Chris and I devised and implemented this method to identify contaminant DNA in our HA412 454 and Illumina WGS reads.
N.B. I will update this posts with links to the scripts once I get them up on the lab’s bitbucket account, plus extra details if I think they are necessary on review.
- BLAST Assemblies Against NCBI NT Database
We identified unique taxa, and fetched their lineages from NCBI using heyaudy.com (bitbucket:wgetLineage.pl). We kept hits which matched with non-plant taxa. (bitbucket: blast.sh) - Assessment of Contaminant Hits
We identified contaminant hits with a homology of >95%, and used these to identify several organisms/genera from which all of the contamination came. - Genome to Genome BLAST
We then blasted the relevant genomes, plus the UniVec database (a database of artificial sequences) against the assemblies of interest (bitbucket: blastwithgenomes.sh, blast.univec.sh, scaffoldstats.pl), and extracted hits based on the following criteria:
“Blacklist” sequences had >=98% homology, and > 100bp (length was not used to filter UniVec sequences), plus, no plant hits with an overlap of > 20bp.

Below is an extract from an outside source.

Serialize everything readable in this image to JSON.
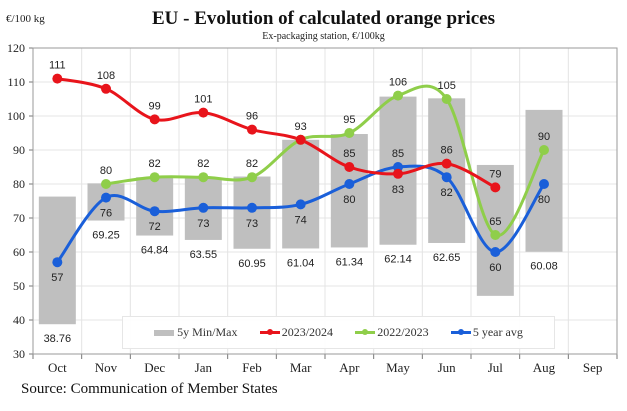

“Greylist” sequences needed >85% homolgy and the same length criteria, but were allowed for overlapping plant hits, as long as the bit score for the non-plant hit was greater than the plant bitscore. - Contaminant Hit Sequence Extraction
We extracted sequences which fit the criteria for likely contamination from each round of BLAST. (bitbucket: extract_bad_hit_sequence.univec.pl, extract_bad_hit_sequence.genomeblast.pl, extract_bad_hit_sequence.NTblast.pl), pruned them for duplicates, and split them according to the criteria in section 3 to create the final contaminant Grey and Blacklists.